Answer
The critical point and its nature:
$\begin{array}{*{20}{c}}
{{\bf{Critical}}}&{{f_{xx}}}&{{f_{yy}}}&{{f_{xy}}}&{{\bf{Discriminant}}}&{}\\
{{\bf{Point}}}&{6xy + 24}&0&{3{x^2}}&{D = {f_{xx}}{f_{yy}} - {f_{xy}}^2}&{{\bf{Type}}}\\
{\left( {2, - 4} \right)}&{ - 24}&0&{12}&{ - 144}&{{\rm{saddle{\ }point}}}
\end{array}$
Work Step by Step
We have $f\left( {x,y} \right) = {x^3}y + 12{x^2} - 8y$.
The partial derivatives are
${f_x} = 3{x^2}y + 24x$, ${\ \ \ }$ ${f_y} = {x^3} - 8$
${f_{xx}} = 6xy + 24$, ${\ \ }$ ${f_{yy}} = 0$, ${\ \ }$ ${f_{xy}} = 3{x^2}$
To find the critical points we solve the equations ${f_x} = 0$ and ${f_y} = 0$:
${f_x} = 3{x^2}y + 24x = 0$, ${\ \ }$ ${f_y} = {x^3} - 8 = 0$
From the second equation we get $x=2$. Substituting it in the first equation gives
$12y + 48 = 0$, ${\ \ \ }$ $y = - 4$
So, there is only one critical point: $\left( {2, - 4} \right)$.

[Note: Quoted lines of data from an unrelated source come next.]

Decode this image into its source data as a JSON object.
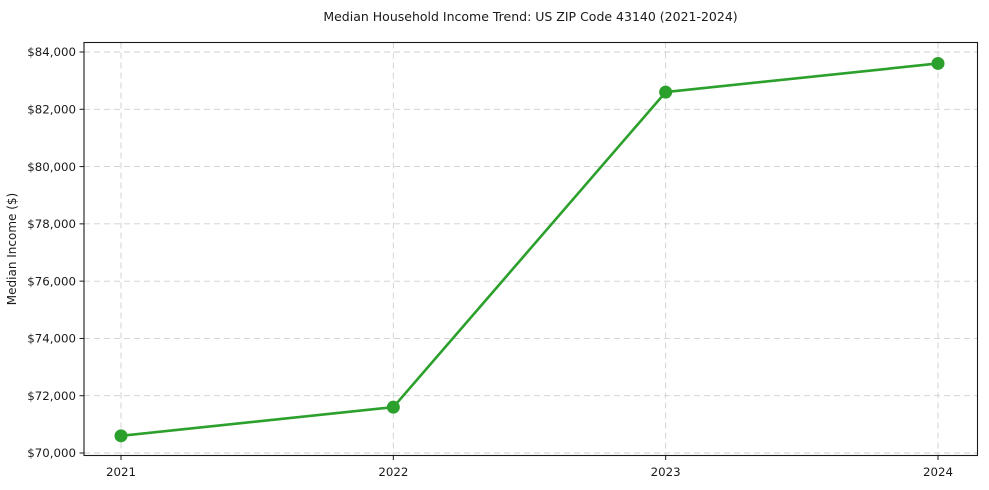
{
  "chart_data": {
    "type": "line",
    "title": "Median Household Income Trend: US ZIP Code 43140 (2021-2024)",
    "xlabel": "",
    "ylabel": "Median Income ($)",
    "categories": [
      "2021",
      "2022",
      "2023",
      "2024"
    ],
    "values": [
      70600,
      71600,
      82600,
      83600
    ],
    "ylim": [
      70000,
      84000
    ],
    "ytick_step": 2000,
    "ytick_labels": [
      "$70,000",
      "$72,000",
      "$74,000",
      "$76,000",
      "$78,000",
      "$80,000",
      "$82,000",
      "$84,000"
    ],
    "grid": "dashed-both-axes",
    "legend": "none",
    "marker": "circle",
    "line_color": "#2ca02c",
    "grid_color": "#cfcfcf",
    "spine_color": "#1a1a1a",
    "text_color": "#1a1a1a",
    "background_color": "#ffffff"
  }
}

Next, we use the Second Derivative Test to determine the nature of the critical point. The results are listed in the following table:
$\begin{array}{*{20}{c}}
{{\bf{Critical}}}&{{f_{xx}}}&{{f_{yy}}}&{{f_{xy}}}&{{\bf{Discriminant}}}&{}\\
{{\bf{Point}}}&{6xy + 24}&0&{3{x^2}}&{D = {f_{xx}}{f_{yy}} - {f_{xy}}^2}&{{\bf{Type}}}\\
{\left( {2, - 4} \right)}&{ - 24}&0&{12}&{ - 144}&{{\rm{saddle{\ }point}}}
\end{array}$